In this talk, we will introduce a strategy to study biological systems in the framework of incomplete data.
This strategy relies on reasoning and logical programming technics, allowing to model interactions within a system, take into account information carried by the overapproximated dynamics of the system, and finally extract relevant properties by solving combinatorial problems. We will illustrate this approach on the emerging field of systems ecology which aims at understanding interactions between a consortium of microbes and a host organism.
Anne Siegel is a research director at CNRS, located at IRISA, the computer science laboratory of Rennes.
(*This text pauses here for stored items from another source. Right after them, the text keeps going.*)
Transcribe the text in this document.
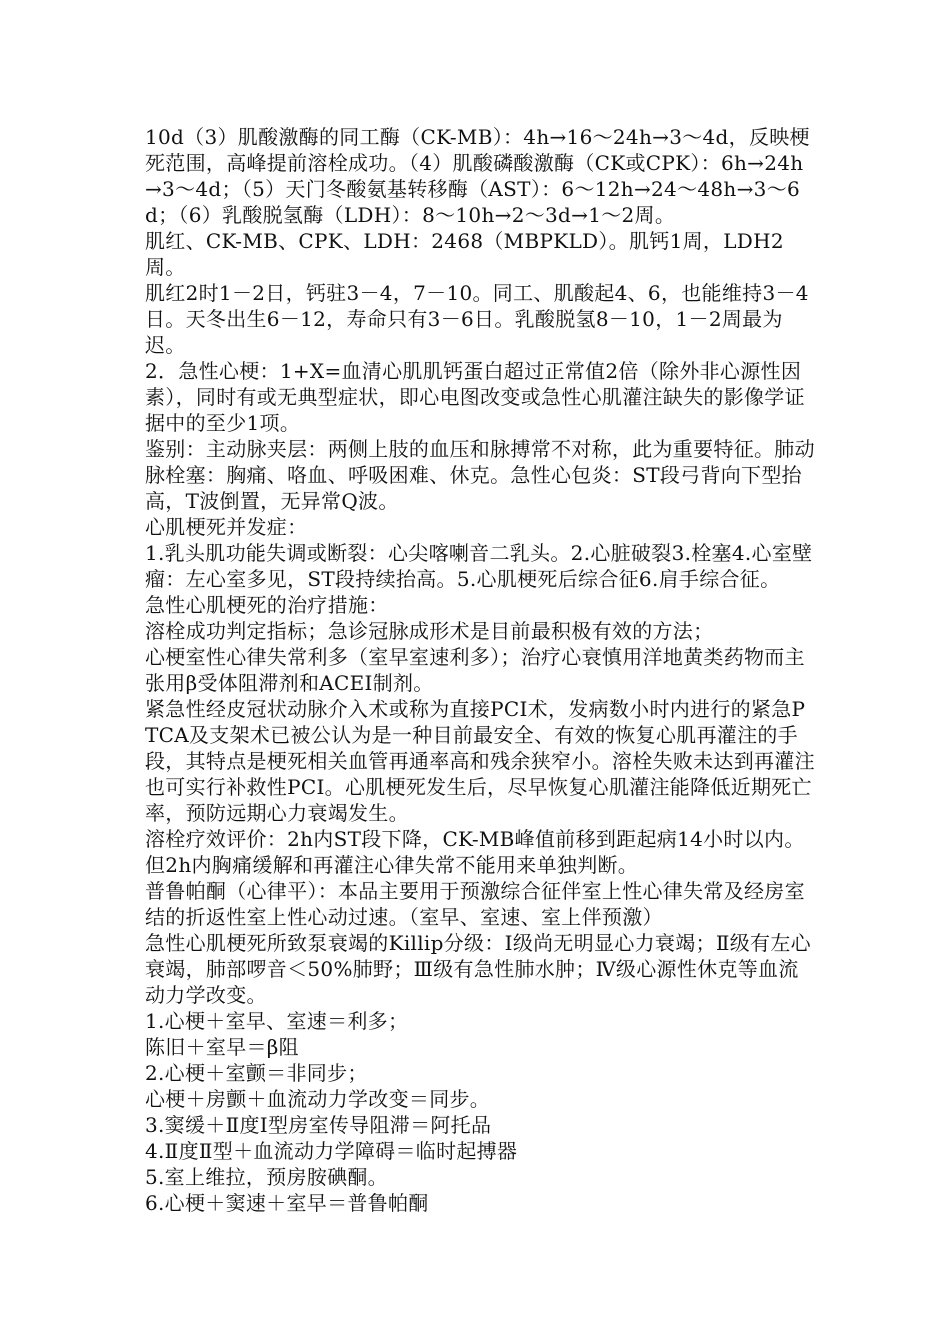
10d（3）肌酸激酶的同工酶（CK-MB）：4h→16～24h→3～4d，反映梗死范围，高峰提前溶栓成功。（4）肌酸磷酸激酶（CK或CPK）：6h→24h→3～4d；（5）天门冬酸氨基转移酶（AST）：6～12h→24～48h→3～6d；（6）乳酸脱氢酶（LDH）：8～10h→2～3d→1～2周。

肌红、CK-MB、CPK、LDH：2468（MBPKLD）。肌钙1周，LDH2周。

肌红2时1－2日，钙驻3－4，7－10。同工、肌酸起4、6，也能维持3－4日。天冬出生6－12，寿命只有3－6日。乳酸脱氢8－10，1－2周最为迟。

2．急性心梗：1+X=血清心肌肌钙蛋白超过正常值2倍（除外非心源性因素），同时有或无典型症状，即心电图改变或急性心肌灌注缺失的影像学证据中的至少1项。

鉴别：主动脉夹层：两侧上肢的血压和脉搏常不对称，此为重要特征。肺动脉栓塞：胸痛、咯血、呼吸困难、休克。急性心包炎：ST段弓背向下型抬高，T波倒置，无异常Q波。

心肌梗死并发症：

1.乳头肌功能失调或断裂：心尖喀喇音二乳头。2.心脏破裂3.栓塞4.心室壁瘤：左心室多见，ST段持续抬高。5.心肌梗死后综合征6.肩手综合征。

急性心肌梗死的治疗措施：

溶栓成功判定指标；急诊冠脉成形术是目前最积极有效的方法；

心梗室性心律失常利多（室早室速利多）；治疗心衰慎用洋地黄类药物而主张用β受体阻滞剂和ACEI制剂。

紧急性经皮冠状动脉介入术或称为直接PCI术，发病数小时内进行的紧急PTCA及支架术已被公认为是一种目前最安全、有效的恢复心肌再灌注的手段，其特点是梗死相关血管再通率高和残余狭窄小。溶栓失败未达到再灌注也可实行补救性PCI。心肌梗死发生后，尽早恢复心肌灌注能降低近期死亡率，预防远期心力衰竭发生。

溶栓疗效评价：2h内ST段下降，CK-MB峰值前移到距起病14小时以内。但2h内胸痛缓解和再灌注心律失常不能用来单独判断。

普鲁帕酮（心律平）：本品主要用于预激综合征伴室上性心律失常及经房室结的折返性室上性心动过速。（室早、室速、室上伴预激）

急性心肌梗死所致泵衰竭的Killip分级：Ⅰ级尚无明显心力衰竭；Ⅱ级有左心衰竭，肺部啰音＜50%肺野；Ⅲ级有急性肺水肿；Ⅳ级心源性休克等血流动力学改变。

1.心梗＋室早、室速＝利多；

陈旧＋室早＝β阻

2.心梗＋室颤＝非同步；

心梗＋房颤＋血流动力学改变＝同步。

3.窦缓＋Ⅱ度Ⅰ型房室传导阻滞＝阿托品

4.Ⅱ度Ⅱ型＋血流动力学障碍＝临时起搏器

5.室上维拉，预房胺碘酮。

6.心梗＋窦速＋室早＝普鲁帕酮
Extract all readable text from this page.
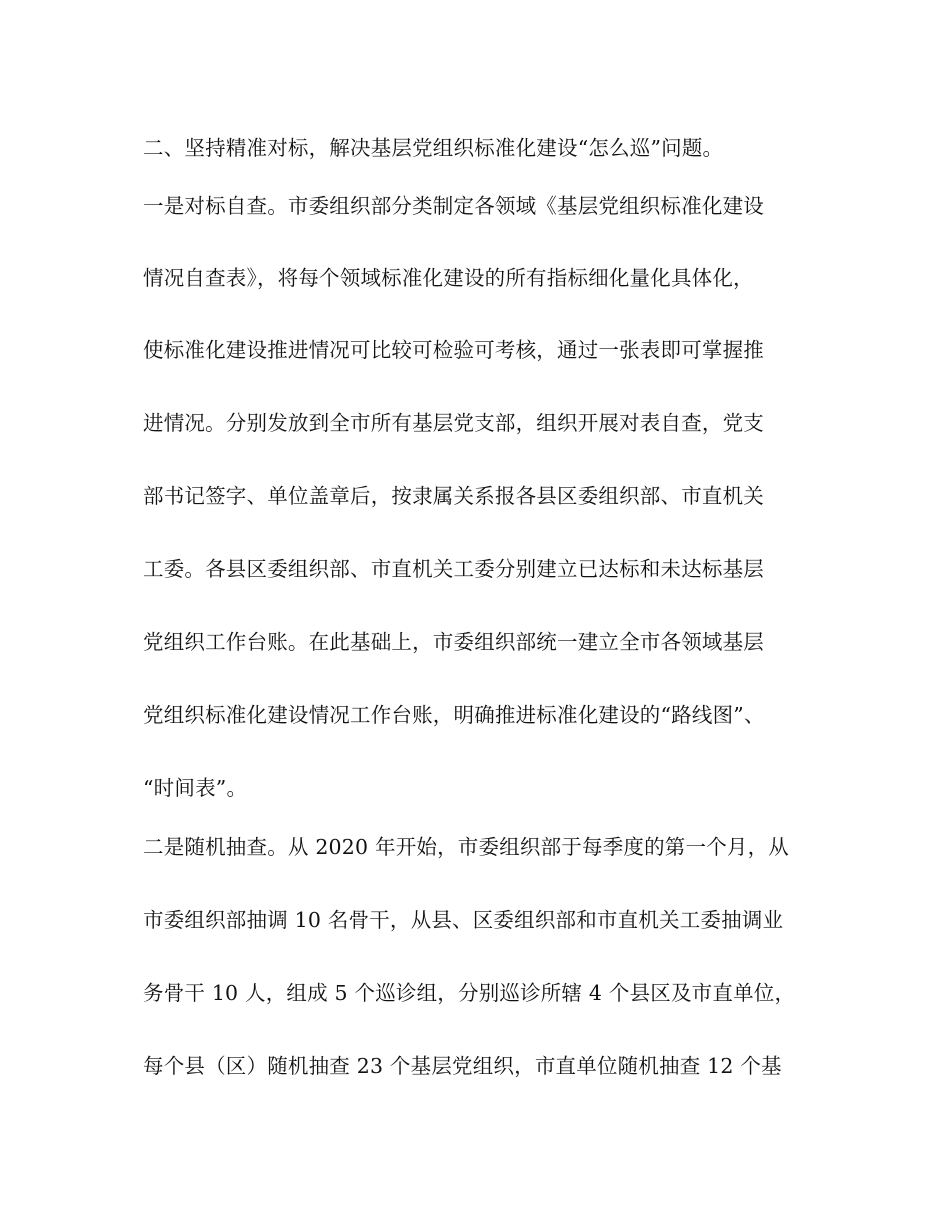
二、坚持精准对标，解决基层党组织标准化建设“怎么巡”问题。
一是对标自查。市委组织部分类制定各领域《基层党组织标准化建设
情况自查表》，将每个领域标准化建设的所有指标细化量化具体化，
使标准化建设推进情况可比较可检验可考核，通过一张表即可掌握推
进情况。分别发放到全市所有基层党支部，组织开展对表自查，党支
部书记签字、单位盖章后，按隶属关系报各县区委组织部、市直机关
工委。各县区委组织部、市直机关工委分别建立已达标和未达标基层
党组织工作台账。在此基础上，市委组织部统一建立全市各领域基层
党组织标准化建设情况工作台账，明确推进标准化建设的“路线图”、
“时间表”。
二是随机抽查。从 2020 年开始，市委组织部于每季度的第一个月，从
市委组织部抽调 10 名骨干，从县、区委组织部和市直机关工委抽调业
务骨干 10 人，组成 5 个巡诊组，分别巡诊所辖 4 个县区及市直单位，
每个县（区）随机抽查 23 个基层党组织，市直单位随机抽查 12 个基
She is the leader of the Dyliss group (IRISA and Inria Rennes) which develops formal methods for the integration of heterogenous data in biology. She started her carreer in mathematics and theoretical computer science by studying symbolic dynamical systems to investigate self-similar structures in number theory and tilings.
Then she explored the field of systems biology, that is, the modeling and study of dynamical systems in molecular biology. Her main research now focuses on constraint-based methods to interpret large-scale observations of a molecular system in a dynamical system framework, with applications to marine biology and extremophile microbiology.